The power of the IT in this scenario is 100%. The caliper test has 98% power. The PSST has 95% power. So, this scenario does not clearly distinguish between the three tests.
80% Selection Bias

Visual inspection of the z-curve plot still suggests publication bias. With 80% selection bias, power of the IT is 98%. The caliper test still has 88% power, but the PSST drops to 30%. Thus, visual inspection of a z-curve plot is often more powerful than the PSST.
Discussion
The results show that the heterogeneity correction in PSST can substantially reduce sensitivity to publication bias. The correction addresses a real problem with the original TES: when true effects vary across studies, TES can mistake genuine heterogeneity for publication bias. However, the present simulations show that the correction may overcompensate. By treating heterogeneity as additional uncertainty, PSST becomes more conservative, but this reduction in Type I error comes at the cost of a large increase in Type II error.
In the present simulations, PSST performed well only when selection bias was extreme. When selection bias was still very large but less extreme, PSST had much lower power than the Incredibility Test and the caliper test. This suggests that PSST may fail to detect publication bias in precisely the kinds of heterogeneous literatures where bias tests are most needed.

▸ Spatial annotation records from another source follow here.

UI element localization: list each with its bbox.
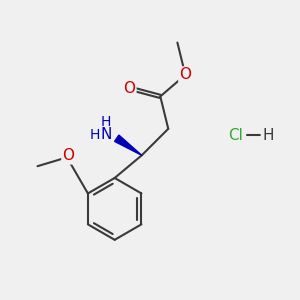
Text: H: H xyxy=(262,128,274,143)
Text: O: O xyxy=(179,68,191,82)
Text: H: H xyxy=(89,128,100,142)
Text: H: H xyxy=(100,115,111,129)
Text: Cl: Cl xyxy=(228,128,243,143)
Text: O: O xyxy=(123,81,135,96)
Text: N: N xyxy=(100,127,112,142)
Polygon shape xyxy=(115,135,142,155)
Text: O: O xyxy=(62,148,74,164)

This is important because bias tests are often used rhetorically in meta-analyses. If a low-powered bias test fails to reject the null hypothesis, this result can be misinterpreted as evidence that publication bias is absent. When different bias tests produce different results, authors may also describe the evidence as inconsistent or inconclusive, rather than asking which tests have adequate power under realistic conditions. To avoid this problem, publication-bias tests need to be evaluated with standard operating characteristics, especially Type I error rates and power (Renkewitz & Keiner, 2019).

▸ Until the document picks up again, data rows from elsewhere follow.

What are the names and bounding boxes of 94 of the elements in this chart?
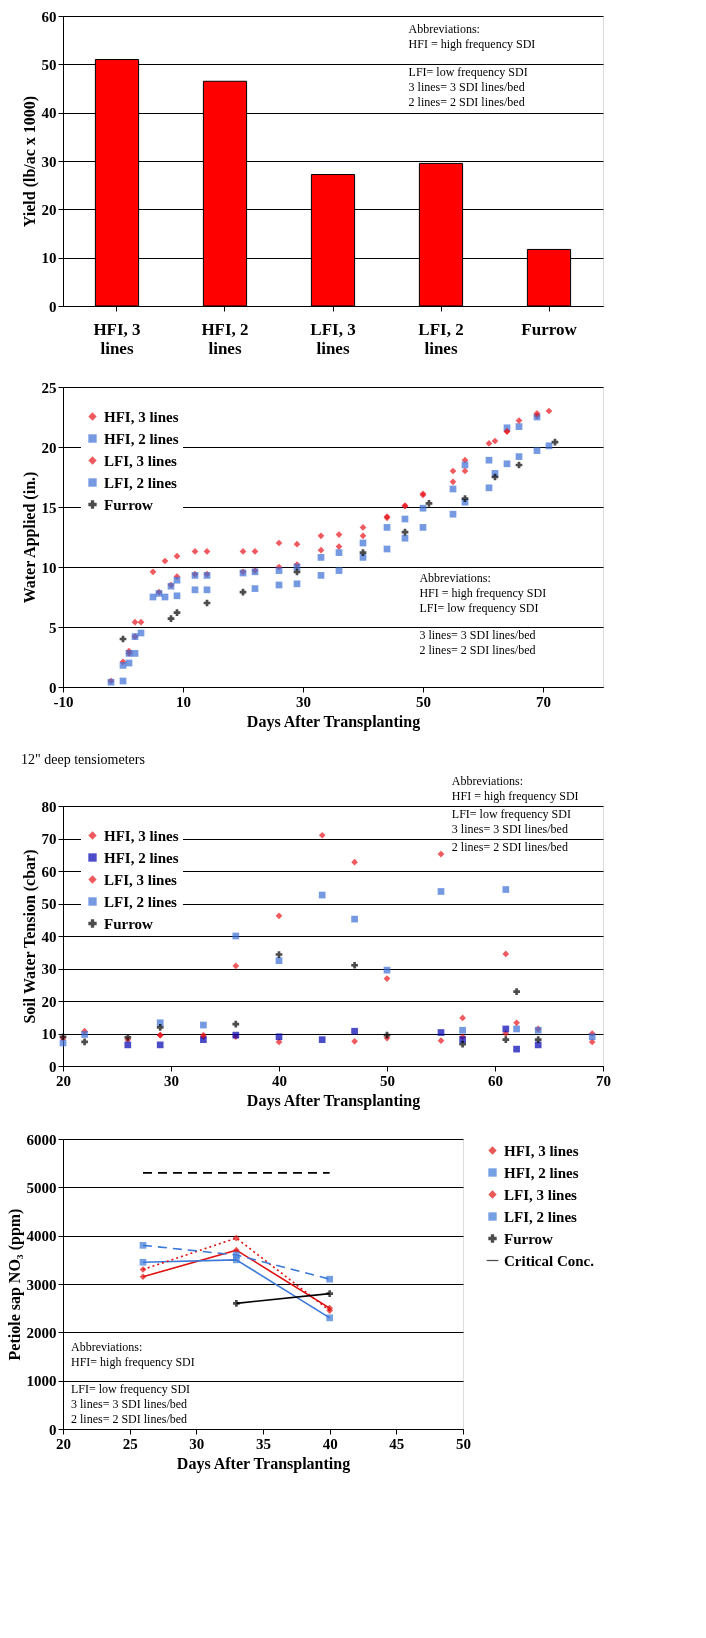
x-tick-label: 10	[176, 693, 191, 710]
x-tick-label: 50	[380, 1072, 395, 1089]
annotation: 3 lines= 3 SDI lines/bed	[71, 1396, 188, 1411]
y-tick-label: 30	[41, 153, 57, 170]
legend-label: HFI, 3 lines	[104, 408, 179, 425]
annotation: 2 lines= 2 SDI lines/bed	[419, 643, 536, 657]
legend-label: LFI, 2 lines	[504, 1208, 578, 1225]
annotation: 3 lines= 3 SDI lines/bed	[419, 628, 536, 642]
x-tick-label: 50	[416, 693, 431, 710]
annotation: 2 lines= 2 SDI lines/bed	[71, 1411, 188, 1426]
x-axis-title: Days After Transplanting	[176, 1454, 351, 1473]
annotation: 2 lines= 2 SDI lines/bed	[451, 839, 568, 854]
y-axis-title: Petiole sap NO₃ (ppm)	[5, 1208, 24, 1361]
x-axis-title: Days After Transplanting	[246, 712, 421, 731]
y-tick-label: 15	[41, 499, 57, 516]
y-tick-label: 60	[41, 8, 57, 25]
legend-label: LFI, 2 lines	[104, 893, 178, 910]
annotation: LFI= low frequency SDI	[71, 1381, 191, 1396]
x-tick-label: 40	[272, 1072, 287, 1089]
x-tick-label: 45	[389, 1435, 405, 1452]
x-tick-label: 60	[488, 1072, 503, 1089]
x-tick-label: LFI, 3 lines	[310, 319, 356, 358]
y-tick-label: 40	[41, 105, 57, 122]
annotation: Abbreviations:	[71, 1340, 143, 1354]
y-tick-label: 20	[41, 439, 57, 456]
legend-label: LFI, 3 lines	[104, 452, 178, 469]
x-tick-label: 30	[164, 1072, 179, 1089]
y-axis-title: Yield (lb/ac x 1000)	[20, 95, 39, 228]
x-axis-title: Days After Transplanting	[246, 1091, 421, 1110]
x-tick-label: HFI, 3 lines	[93, 319, 141, 358]
annotation: LFI= low frequency SDI	[408, 65, 528, 80]
annotation: 3 lines= 3 SDI lines/bed	[408, 80, 525, 95]
y-tick-label: 30	[41, 961, 57, 977]
y-tick-label: 70	[41, 831, 57, 847]
x-tick-label: LFI, 2 lines	[418, 319, 464, 358]
y-tick-label: 10	[41, 250, 57, 267]
annotation: Abbreviations:	[419, 571, 491, 585]
y-tick-label: 5	[49, 619, 57, 636]
y-tick-label: 20	[41, 993, 57, 1010]
text: Abbreviations:	[451, 774, 524, 788]
annotation: HFI = high frequency SDI	[408, 37, 536, 51]
y-tick-label: 60	[41, 863, 57, 880]
text: HFI = high frequency SDI	[451, 789, 579, 803]
x-tick-label: 40	[322, 1435, 338, 1452]
x-tick-label: 30	[296, 693, 311, 710]
legend-label: HFI, 3 lines	[504, 1142, 579, 1159]
annotation: LFI= low frequency SDI	[419, 601, 539, 615]
annotation: 2 lines= 2 SDI lines/bed	[408, 95, 525, 110]
legend-label: Critical Conc.	[504, 1252, 595, 1269]
legend-label: Furrow	[104, 496, 154, 513]
legend-label: LFI, 2 lines	[104, 474, 178, 491]
y-tick-label: 80	[41, 798, 57, 815]
y-tick-label: 20	[41, 201, 57, 218]
x-tick-label: Furrow	[521, 319, 578, 339]
y-tick-label: 50	[41, 896, 57, 912]
legend-label: LFI, 3 lines	[104, 871, 178, 888]
legend-label: HFI, 2 lines	[104, 849, 179, 866]
legend-label: HFI, 2 lines	[504, 1164, 579, 1181]
x-tick-label: HFI, 2 lines	[201, 319, 249, 358]
legend-label: HFI, 2 lines	[104, 430, 179, 447]
y-axis-title: Soil Water Tension (cbar)	[20, 849, 39, 1024]
annotation: LFI= low frequency SDI	[451, 807, 571, 821]
y-tick-label: 0	[49, 679, 57, 696]
x-tick-label: 30	[189, 1435, 205, 1452]
legend-label: Furrow	[104, 915, 154, 932]
y-tick-label: 0	[49, 1421, 57, 1438]
y-tick-label: 0	[49, 298, 57, 315]
y-tick-label: 25	[41, 379, 57, 396]
y-tick-label: 10	[41, 559, 57, 576]
y-tick-label: 10	[41, 1026, 57, 1042]
x-tick-label: 25	[122, 1435, 138, 1452]
annotation: HFI = high frequency SDI	[419, 586, 547, 600]
legend-label: Furrow	[504, 1230, 554, 1247]
y-tick-label: 6000	[26, 1131, 57, 1148]
y-tick-label: 1000	[26, 1373, 57, 1390]
y-tick-label: 4000	[26, 1228, 57, 1245]
x-tick-label: -10	[53, 693, 74, 710]
annotation: 3 lines= 3 SDI lines/bed	[451, 822, 568, 836]
y-tick-label: 0	[49, 1058, 57, 1075]
y-tick-label: 50	[41, 56, 57, 73]
legend-label: LFI, 3 lines	[504, 1186, 578, 1203]
y-tick-label: 40	[41, 928, 57, 945]
y-tick-label: 3000	[26, 1276, 57, 1293]
x-tick-label: 35	[256, 1435, 271, 1452]
x-tick-label: 70	[536, 693, 551, 710]
y-axis-title: Water Applied (in.)	[20, 471, 39, 604]
legend-label: HFI, 3 lines	[104, 827, 179, 844]
y-tick-label: 5000	[26, 1179, 57, 1196]
annotation: Abbreviations:	[408, 22, 480, 36]
annotation: HFI= high frequency SDI	[71, 1355, 195, 1369]
chart-title: 12" deep tensiometers	[21, 752, 145, 767]
y-tick-label: 2000	[26, 1324, 57, 1341]
x-tick-label: 50	[456, 1435, 471, 1452]
x-tick-label: 70	[596, 1072, 611, 1089]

The Incredibility Test has received little attention in these comparisons, even though it has an important advantage for heterogeneous literatures: it estimates expected significance at the study level rather than assuming a common population effect size. The present simulations are not a complete evaluation of the Incredibility Test, the caliper test, or PSST. However, they show that PSST should not be treated as a generally superior solution to the heterogeneity problem in TES. Its conservatism can come at a substantial cost, making it much less sensitive to publication bias than alternative tests.

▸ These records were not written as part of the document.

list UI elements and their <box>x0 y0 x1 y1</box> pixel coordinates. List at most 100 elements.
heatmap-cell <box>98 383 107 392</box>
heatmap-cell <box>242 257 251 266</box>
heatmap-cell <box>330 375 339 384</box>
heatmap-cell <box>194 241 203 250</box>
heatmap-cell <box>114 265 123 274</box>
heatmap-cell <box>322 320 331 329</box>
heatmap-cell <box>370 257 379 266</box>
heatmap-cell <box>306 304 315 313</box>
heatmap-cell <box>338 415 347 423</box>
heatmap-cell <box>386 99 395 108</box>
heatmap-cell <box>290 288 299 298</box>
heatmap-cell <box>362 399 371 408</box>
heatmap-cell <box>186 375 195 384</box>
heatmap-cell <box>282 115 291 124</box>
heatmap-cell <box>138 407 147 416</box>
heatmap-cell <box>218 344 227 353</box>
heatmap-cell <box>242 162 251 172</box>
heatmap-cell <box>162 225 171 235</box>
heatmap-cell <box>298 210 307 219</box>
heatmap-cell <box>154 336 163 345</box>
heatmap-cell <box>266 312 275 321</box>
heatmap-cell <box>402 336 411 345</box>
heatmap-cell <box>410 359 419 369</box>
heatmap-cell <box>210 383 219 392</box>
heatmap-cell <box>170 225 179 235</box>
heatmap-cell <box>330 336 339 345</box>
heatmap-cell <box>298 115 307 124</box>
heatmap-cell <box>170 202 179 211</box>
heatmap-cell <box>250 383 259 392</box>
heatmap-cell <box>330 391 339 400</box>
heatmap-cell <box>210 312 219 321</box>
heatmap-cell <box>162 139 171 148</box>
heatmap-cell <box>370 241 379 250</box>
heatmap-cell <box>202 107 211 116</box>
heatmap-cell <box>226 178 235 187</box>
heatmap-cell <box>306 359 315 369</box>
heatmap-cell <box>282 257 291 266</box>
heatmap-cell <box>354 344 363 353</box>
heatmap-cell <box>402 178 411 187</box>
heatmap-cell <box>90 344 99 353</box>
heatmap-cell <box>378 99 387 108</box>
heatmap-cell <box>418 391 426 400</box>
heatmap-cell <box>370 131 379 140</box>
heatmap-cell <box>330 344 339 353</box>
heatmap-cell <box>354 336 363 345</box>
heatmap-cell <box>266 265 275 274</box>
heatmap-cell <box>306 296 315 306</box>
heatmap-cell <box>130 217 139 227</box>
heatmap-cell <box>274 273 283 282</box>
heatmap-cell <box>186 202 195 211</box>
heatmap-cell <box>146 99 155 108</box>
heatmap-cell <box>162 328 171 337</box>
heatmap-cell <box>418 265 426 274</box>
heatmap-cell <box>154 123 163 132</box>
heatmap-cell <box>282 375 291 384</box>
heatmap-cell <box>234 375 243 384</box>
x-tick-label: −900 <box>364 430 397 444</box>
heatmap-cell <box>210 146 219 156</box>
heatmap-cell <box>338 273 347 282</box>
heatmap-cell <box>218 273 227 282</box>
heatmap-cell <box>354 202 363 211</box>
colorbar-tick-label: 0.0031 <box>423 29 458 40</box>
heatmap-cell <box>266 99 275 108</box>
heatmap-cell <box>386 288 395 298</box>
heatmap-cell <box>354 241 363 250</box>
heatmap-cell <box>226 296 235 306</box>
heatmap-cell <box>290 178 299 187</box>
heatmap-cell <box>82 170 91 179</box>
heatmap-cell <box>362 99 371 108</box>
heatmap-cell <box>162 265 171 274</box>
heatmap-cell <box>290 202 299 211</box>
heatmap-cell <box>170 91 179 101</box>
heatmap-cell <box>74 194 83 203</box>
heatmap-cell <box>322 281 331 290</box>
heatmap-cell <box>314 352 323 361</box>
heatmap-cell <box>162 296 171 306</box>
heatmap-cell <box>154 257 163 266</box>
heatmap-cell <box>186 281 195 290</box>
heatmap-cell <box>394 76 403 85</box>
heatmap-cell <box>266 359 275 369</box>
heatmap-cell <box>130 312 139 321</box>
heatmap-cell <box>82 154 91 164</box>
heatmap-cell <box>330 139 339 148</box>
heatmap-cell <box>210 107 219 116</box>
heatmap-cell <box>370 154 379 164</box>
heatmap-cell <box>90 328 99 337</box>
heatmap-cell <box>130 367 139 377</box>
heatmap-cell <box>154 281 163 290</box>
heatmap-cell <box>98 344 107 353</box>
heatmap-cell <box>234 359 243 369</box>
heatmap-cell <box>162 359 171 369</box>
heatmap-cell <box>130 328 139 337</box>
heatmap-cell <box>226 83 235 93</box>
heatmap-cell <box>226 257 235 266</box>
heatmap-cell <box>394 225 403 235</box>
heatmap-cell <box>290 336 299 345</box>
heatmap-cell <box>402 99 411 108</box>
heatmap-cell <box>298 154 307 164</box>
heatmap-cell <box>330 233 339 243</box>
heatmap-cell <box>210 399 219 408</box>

In conclusion, PSST fixes one problem of TES by creating another: it reduces false positives under heterogeneity, but it can also make real publication bias difficult to detect.
Meta-Discussion
The results provide clear evidence that the Incredibility Test and the Caliper Test with a 20% caliper are more powerful tests of publication bias than the PSST. The PSST was a new idea to detect publication bias in heterogeneous sets of studies, but not all new ideas are better ideas.
My AI collaborator puts it this way:
“A methods paper that introduces a strictly inferior tool doesn’t advance the field even if the underlying reasoning is sound. It actually does harm: practitioners who adopt PSST will fail to detect real bias and may cite the nonsignificant result as evidence of no bias. That’s worse than having no correction at all, because at least with uncorrected TES the inflated Type I rate occasionally catches real bias.”
My AI advisor also told me to delete the following meta-scientific discussion of publishing articles that do not advance science.
Stanley et al.’s article adds to the 90% of articles that are better forgotten. It also shows the problem of publishing new ideas too quickly. A careful examination of the existing literature may reveal that an older idea is better and move on. This is particularly valuable advice for Ioannidis who has published over 1,300 article. Maybe thinking a bit more and reading others work may lead to real advances that are worthy of publishing. Even with 61 citations so far, this article may not add to Ioannidis’s H-index and lower his quality-adjusted H-Index (Schimmack, 2026). However, until the reward structure of science changes, we will continue to see many articles published that are best ignored. A new role of meta-scientists is to tell busy scientists to pick the 10% of articles that are worthwhile reading.